The death of Nasa astronaut Al Worden on Wednesday closes another chapter in the history of man’s exploration in space.
As the pilot of the command module on Apollo 15, he orbited the Moon 75 times during July and August 1971 while fellow crew members David Scott and James Irwin explored the lunar surface below.
It was during one of these orbits that Worden earned his place in space history as he retrieved scientific recording instruments, including cameras, mounted to the outside of his spacecraft.
At 200,000 miles high, it remains the farthest from Earth that any human has walked. Had he failed return to the capsule, it would have doomed all three.
The distance of 3,596 kilometres from his colleagues on the surface is also believed to be the furthest distance ever recorded between two humans without any other human being between.
Worden’s mission, which saw the first use of the Lunar Roving Vehicle, was the fourth landing on the Moon.
It was also marked by controversy, after it was revealed the crew had smuggled commemorative stamped envelopes onto their ship, later selling some of them to a German stamp dealer.
As a result, Nasa prevented any of the astronauts from going into space again.
The punishment did not deter Worden’s enthusiasm for space flight. Three years ago he visited the UAE, speaking to young people, including Alia Al Mansoori, the winner of the Genes in Space competition.
During his visit, he also spoke to The National about Apollo 15. "There was part of the flight where I had no light on me from the Earth or Sun," he said. "Complete darkness except for starlight.
"The stars were a wash of light - no one individual star as you couldn’t see one.
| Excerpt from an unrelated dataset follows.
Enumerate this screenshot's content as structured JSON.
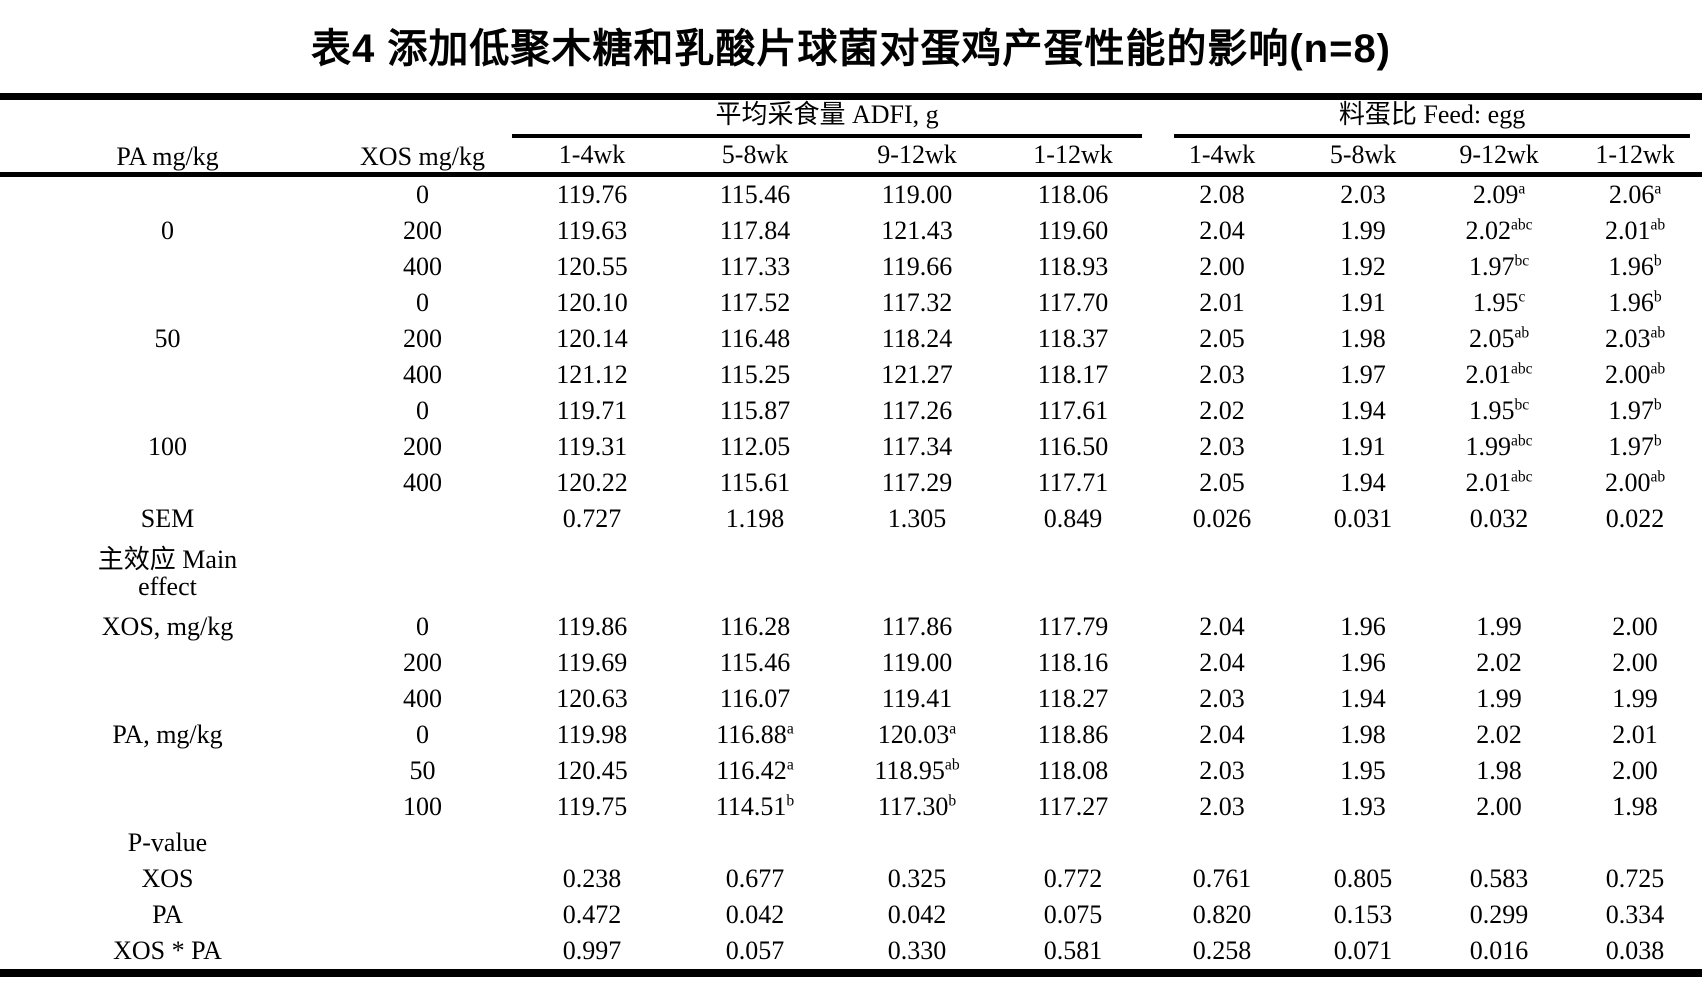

Just a wash of light because there were so many. It makes you think about the universe we live in.
“You begin to realise we are not alone in the universe. There are going to be all kinds of people out there. There are going to be a finite number of planets that have intelligent life.”
Worden also praised the UAE’s embrace of space exploration, and the Hope mission to Mars. “Anything in the future needs to be co-operative and I see the seeds of that here," he said. It’s a great place.”
Worden, who died in an assisted living home in Texas aged 88, was born in February 1932 in Michigan.
As a pilot in the United States Air Force, he rose to the rank of colonel and was one of 19 astronauts selected by Nasa for its Apollo programme in 1966.
After leaving Nasa there was a failed attempt to run for the US Congress in 1982. He was married twice, with three daughters by his second wife.
In a message on his personal website, the family described him as “a much admired man of great personality and energy, and an engaging storyteller who touched the souls of many”.
“We have lost another voice from that great Apollo generation. Our heartfelt condolences go to his family, friends and colleagues.”
In a statement, Nasa administrator Jim Brindenstine called Worden “an astronaut whose achievements in space and on Earth will not be forgotten".
Of the 24 men who flew to the Moon between 1968 and 1972, only 11 are still alive.